Creo, como todo hindú, en Dios y en su unidad, en el renacimiento y la salvación... No puedo describir mi sentimiento hacia el hinduismo más de lo que podría hacerlo hacia mi propia esposa. Ella me conmueve como ninguna otra mujer en el mundo podría hacerlo. No es que no tenga defectos; me atrevo a decir que tiene muchos más de los que yo mismo percibo. Pero existe ese sentimiento de un lazo indisoluble. Así también siento por y acerca del hinduismo, con todas sus faltas y limitaciones. Nada me deleita tanto como la música del GITA o el RAMAYANA de Tulsidas. Cuando imaginé que daba mi último aliento, el GITA fue mi consuelo.

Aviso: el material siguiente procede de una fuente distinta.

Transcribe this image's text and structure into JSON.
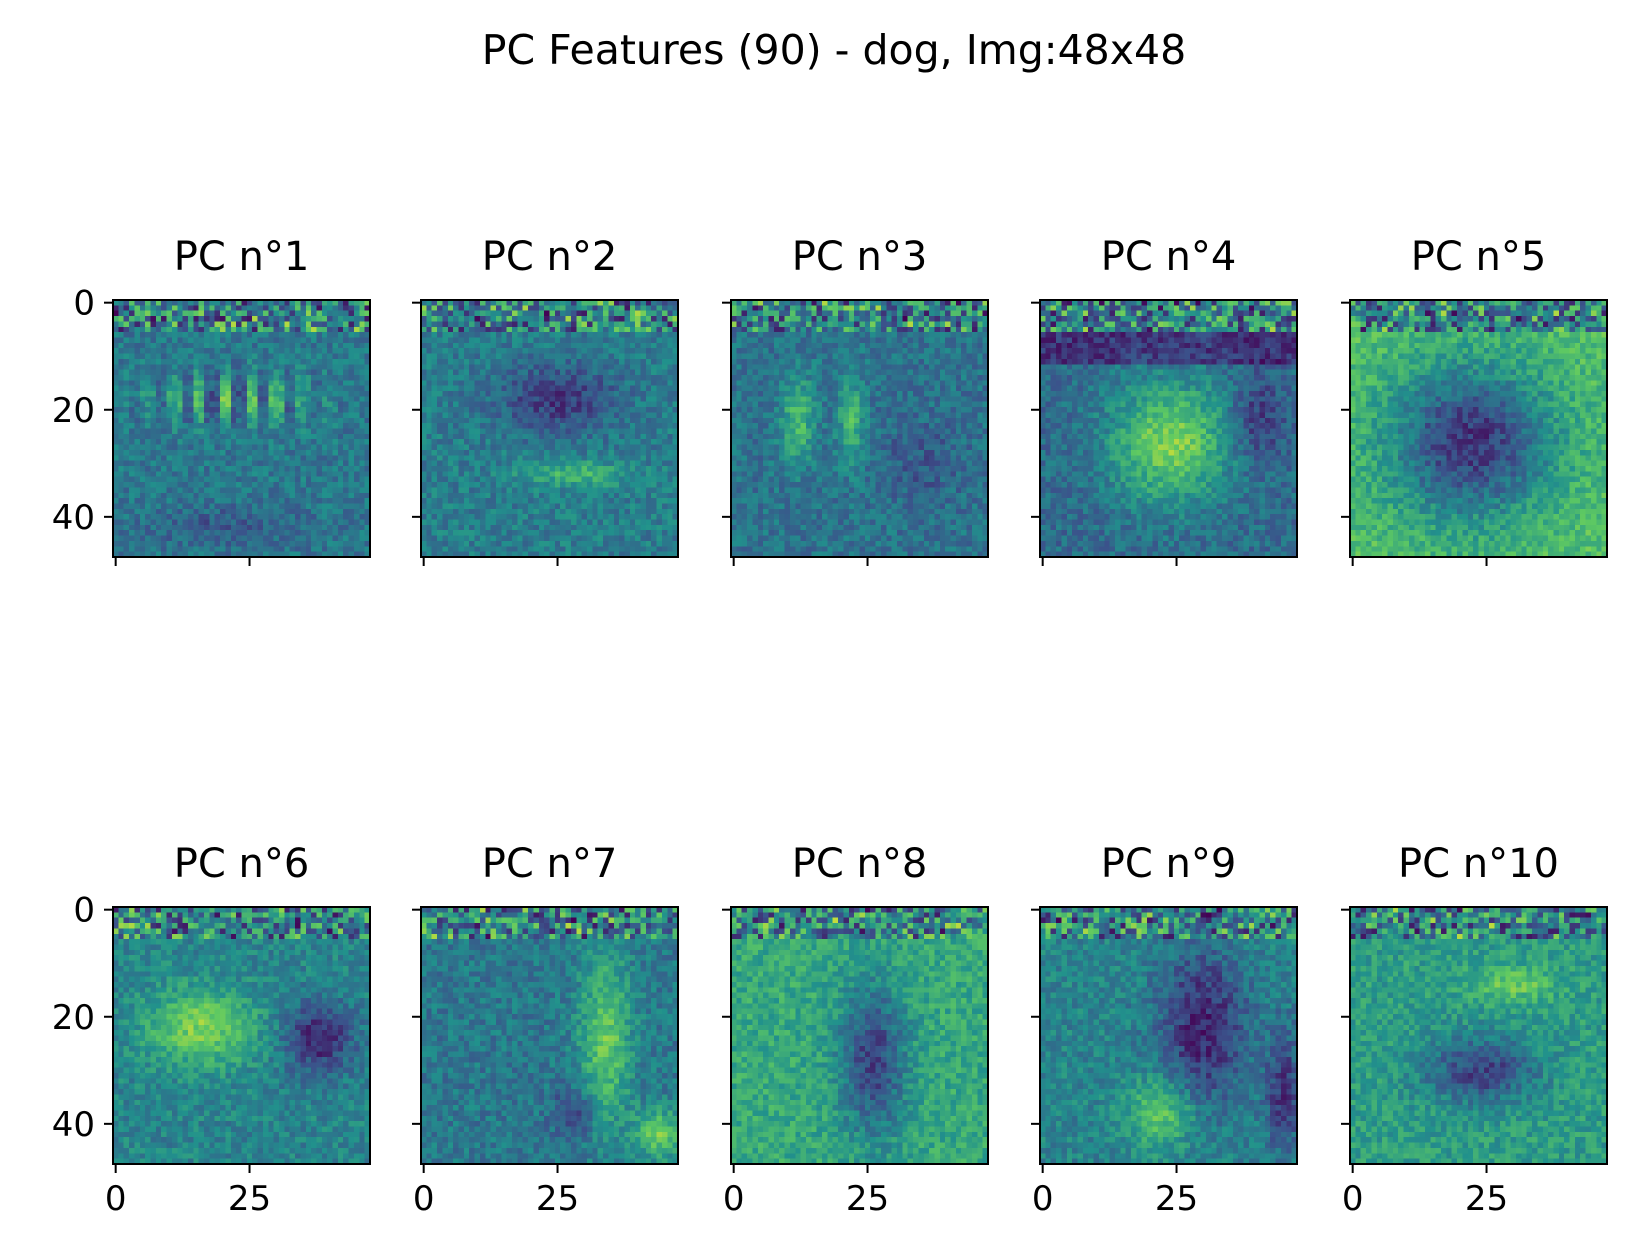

El hinduismo no es una religión excluyente. En ella hay espacio para la adoración de todos los profetas del mundo. {FN44-13} No es una religión misionera en el sentido ordinario del término. Sin duda ha absorbido muchas tribus en su seno, pero esta absorción ha sido de carácter evolutivo e imperceptible. El hinduismo enseña a cada hombre a adorar a Dios según su propia fe o DHARMA, {FN44-14} y así vive en paz con todas las religiones.

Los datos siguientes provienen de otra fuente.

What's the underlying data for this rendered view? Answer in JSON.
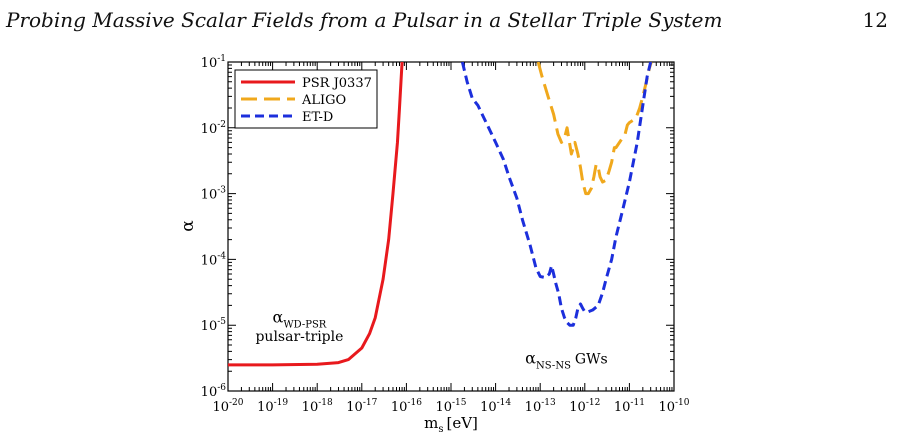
{
  "header": {
    "title": "Probing Massive Scalar Fields from a Pulsar in a Stellar Triple System",
    "page_number": "12"
  },
  "chart_data": {
    "type": "line",
    "xlabel": "m",
    "xlabel_sub": "s",
    "xlabel_unit": "[eV]",
    "ylabel": "α",
    "x_scale": "log",
    "y_scale": "log",
    "xlim": [
      1e-20,
      1e-10
    ],
    "ylim": [
      1e-06,
      0.1
    ],
    "x_ticks": [
      {
        "value": 1e-20,
        "base": "10",
        "exp": "-20"
      },
      {
        "value": 1e-19,
        "base": "10",
        "exp": "-19"
      },
      {
        "value": 1e-18,
        "base": "10",
        "exp": "-18"
      },
      {
        "value": 1e-17,
        "base": "10",
        "exp": "-17"
      },
      {
        "value": 1e-16,
        "base": "10",
        "exp": "-16"
      },
      {
        "value": 1e-15,
        "base": "10",
        "exp": "-15"
      },
      {
        "value": 1e-14,
        "base": "10",
        "exp": "-14"
      },
      {
        "value": 1e-13,
        "base": "10",
        "exp": "-13"
      },
      {
        "value": 1e-12,
        "base": "10",
        "exp": "-12"
      },
      {
        "value": 1e-11,
        "base": "10",
        "exp": "-11"
      },
      {
        "value": 1e-10,
        "base": "10",
        "exp": "-10"
      }
    ],
    "y_ticks": [
      {
        "value": 1e-06,
        "base": "10",
        "exp": "-6"
      },
      {
        "value": 1e-05,
        "base": "10",
        "exp": "-5"
      },
      {
        "value": 0.0001,
        "base": "10",
        "exp": "-4"
      },
      {
        "value": 0.001,
        "base": "10",
        "exp": "-3"
      },
      {
        "value": 0.01,
        "base": "10",
        "exp": "-2"
      },
      {
        "value": 0.1,
        "base": "10",
        "exp": "-1"
      }
    ],
    "legend_position": "top-left",
    "grid": false,
    "series": [
      {
        "name": "PSR J0337",
        "color": "#e8191d",
        "dash": "solid",
        "x": [
          1e-20,
          1e-19,
          1e-18,
          3e-18,
          5e-18,
          1e-17,
          1.5e-17,
          2e-17,
          3e-17,
          4e-17,
          5e-17,
          6.3e-17,
          7e-17,
          8e-17
        ],
        "y": [
          2.5e-06,
          2.5e-06,
          2.55e-06,
          2.7e-06,
          3e-06,
          4.5e-06,
          7.5e-06,
          1.3e-05,
          5e-05,
          0.0002,
          0.001,
          0.006,
          0.02,
          0.1
        ]
      },
      {
        "name": "ALIGO",
        "color": "#f0a81c",
        "dash": "long",
        "x": [
          9e-14,
          1.1e-13,
          1.5e-13,
          2e-13,
          2.5e-13,
          3e-13,
          3.6e-13,
          4e-13,
          5e-13,
          6e-13,
          7e-13,
          8e-13,
          9e-13,
          1.05e-12,
          1.2e-12,
          1.4e-12,
          1.6e-12,
          1.8e-12,
          2e-12,
          2.2e-12,
          2.5e-12,
          3e-12,
          3.5e-12,
          4e-12,
          4.6e-12,
          5e-12,
          6e-12,
          7e-12,
          8e-12,
          9e-12,
          1e-11,
          1.2e-11,
          1.4e-11,
          1.7e-11,
          2e-11,
          2.4e-11,
          2.8e-11,
          3.1e-11
        ],
        "y": [
          0.1,
          0.06,
          0.03,
          0.016,
          0.008,
          0.006,
          0.0075,
          0.01,
          0.004,
          0.006,
          0.004,
          0.0025,
          0.0015,
          0.001,
          0.001,
          0.0012,
          0.0018,
          0.0028,
          0.0025,
          0.0018,
          0.0015,
          0.0016,
          0.0022,
          0.003,
          0.005,
          0.005,
          0.006,
          0.007,
          0.008,
          0.011,
          0.012,
          0.013,
          0.014,
          0.02,
          0.03,
          0.05,
          0.08,
          0.1
        ]
      },
      {
        "name": "ET-D",
        "color": "#1c2fdc",
        "dash": "short",
        "x": [
          1.8e-15,
          2.3e-15,
          3e-15,
          4e-15,
          5e-15,
          7e-15,
          1e-14,
          1.5e-14,
          2e-14,
          3e-14,
          4e-14,
          6e-14,
          8e-14,
          1e-13,
          1.3e-13,
          1.6e-13,
          1.8e-13,
          2e-13,
          2.2e-13,
          2.6e-13,
          3e-13,
          3.5e-13,
          4e-13,
          4.6e-13,
          5.5e-13,
          6.3e-13,
          7e-13,
          8e-13,
          9e-13,
          1e-12,
          1.2e-12,
          1.5e-12,
          2e-12,
          2.5e-12,
          3e-12,
          4e-12,
          5e-12,
          7e-12,
          1e-11,
          1.5e-11,
          2e-11,
          2.5e-11,
          3e-11
        ],
        "y": [
          0.1,
          0.05,
          0.028,
          0.022,
          0.016,
          0.01,
          0.006,
          0.0033,
          0.0018,
          0.00085,
          0.0004,
          0.00016,
          7.5e-05,
          5.5e-05,
          5.3e-05,
          6e-05,
          8e-05,
          6e-05,
          4.5e-05,
          3e-05,
          1.8e-05,
          1.3e-05,
          1.1e-05,
          1e-05,
          1e-05,
          1.3e-05,
          1.8e-05,
          2.1e-05,
          1.8e-05,
          1.6e-05,
          1.6e-05,
          1.7e-05,
          2e-05,
          3.1e-05,
          5e-05,
          0.0001,
          0.00022,
          0.00055,
          0.0015,
          0.006,
          0.022,
          0.06,
          0.1
        ]
      }
    ],
    "annotations": [
      {
        "id": "alpha-wd-psr",
        "main": "α",
        "sub": "WD-PSR",
        "x": 4e-19,
        "y": 1.1e-05
      },
      {
        "id": "pulsar-triple",
        "text": "pulsar-triple",
        "x": 4e-19,
        "y": 5.8e-06
      },
      {
        "id": "alpha-ns-ns",
        "main": "α",
        "sub": "NS-NS",
        "x": 1.5e-13,
        "y": 2.6e-06
      },
      {
        "id": "gws",
        "text": "GWs",
        "x": 1.4e-12,
        "y": 2.6e-06
      }
    ]
  }
}
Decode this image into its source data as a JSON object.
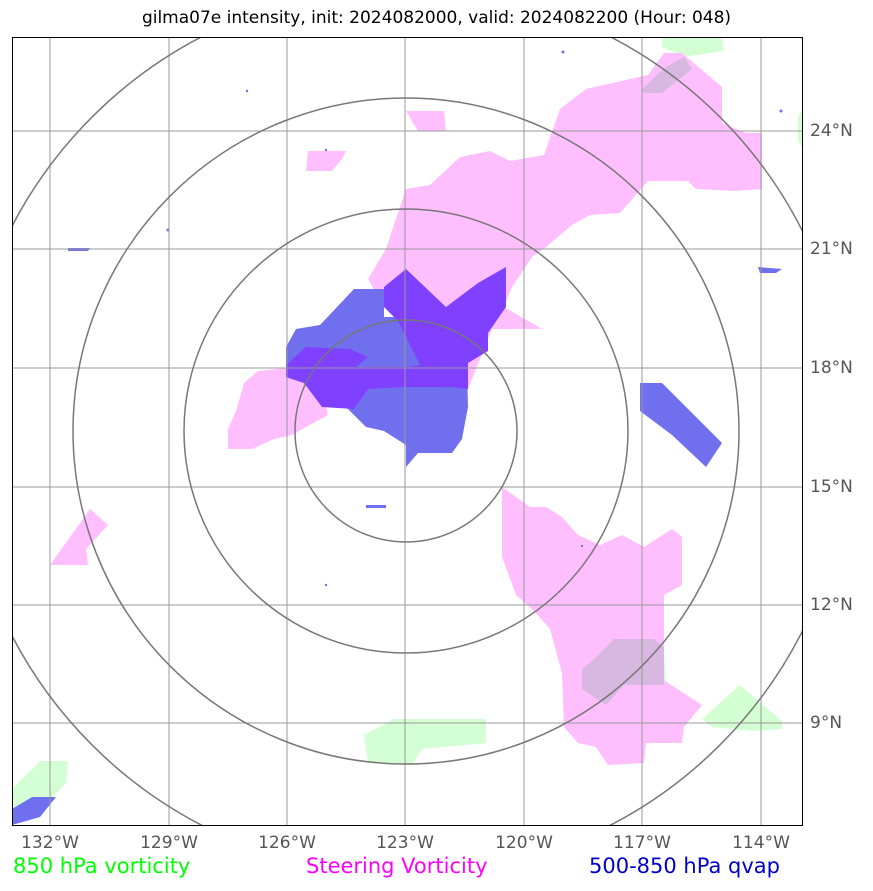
{
  "title": "gilma07e intensity, init: 2024082000, valid: 2024082200 (Hour: 048)",
  "x_ticks": [
    "132°W",
    "129°W",
    "126°W",
    "123°W",
    "120°W",
    "117°W",
    "114°W"
  ],
  "y_ticks": [
    "24°N",
    "21°N",
    "18°N",
    "15°N",
    "12°N",
    "9°N"
  ],
  "legend": [
    {
      "label": "850 hPa vorticity",
      "color": "#00ff00"
    },
    {
      "label": "Steering Vorticity",
      "color": "#ff00ff"
    },
    {
      "label": "500-850 hPa qvap",
      "color": "#0000cc"
    }
  ],
  "colors": {
    "vort850_fill": "#ccffcc",
    "steering_fill": "#ffbfff",
    "qvap_fill": "#7070ee",
    "overlap_fill": "#8040ff",
    "range_rings": "#777777",
    "gridlines": "#999999"
  },
  "range_rings_center": {
    "lon": -123.0,
    "lat": 16.5
  }
}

Sobre Cristo, Gandhi ha escrito: “Estoy seguro de que si Él viviera ahora aquí entre los hombres, bendeciría la vida de muchos que quizás nunca han oído siquiera su nombre... tal como está escrito: ‘No todo el que me dice: Señor, Señor... sino el que hace la voluntad de mi Padre.’ {FN44-15} En la lección de su propia vida, Jesús dio a la humanidad el propósito magnífico y el único objetivo al que todos debemos aspirar. Creo que Él no pertenece únicamente al cristianismo, sino al mundo entero, a todas las tierras y razas.”

En mi última noche en Wardha, hablé en la reunión convocada por el señor Desai en el Ayuntamiento. El salón estaba repleto hasta los alféizares de las ventanas, con unas 400 personas reunidas para escuchar la charla sobre yoga. Hablé primero en hindi y luego en inglés. Nuestro pequeño grupo regresó al ashram a tiempo para un vistazo de buenas noches a Gandhi, envuelto en paz y correspondencia.

La noche aún persistía cuando me levanté a las 5:00 a.m. La vida del pueblo ya comenzaba a moverse; primero un carro de bueyes junto a las puertas del ashram, luego un campesino con su enorme carga balanceándose precariamente sobre la cabeza. Después del desayuno, nuestro trío buscó a Gandhi para los PRONAMS de despedida. El santo se levanta a las cuatro de la mañana para su oración matutina.

“¡Mahatmaji, adiós!” Me arrodillé para tocar sus pies. “¡La India está a salvo en tus manos!”

Han pasado los años desde el idilio de Wardha; la tierra, los océanos y los cielos se han oscurecido con un mundo en guerra. Solo entre los grandes líderes, Gandhi ha ofrecido una alternativa práctica y no violenta al poder armado. Para reparar agravios y eliminar injusticias, el Mahatma ha empleado medios no violentos que una y otra vez han demostrado su eficacia. Él expone su doctrina con estas palabras:

He descubierto que la vida persiste en medio de la destrucción. Por lo tanto, debe existir una ley superior a la de la destrucción. Solo bajo esa ley una sociedad bien ordenada sería comprensible y la vida valdría la pena ser vivida.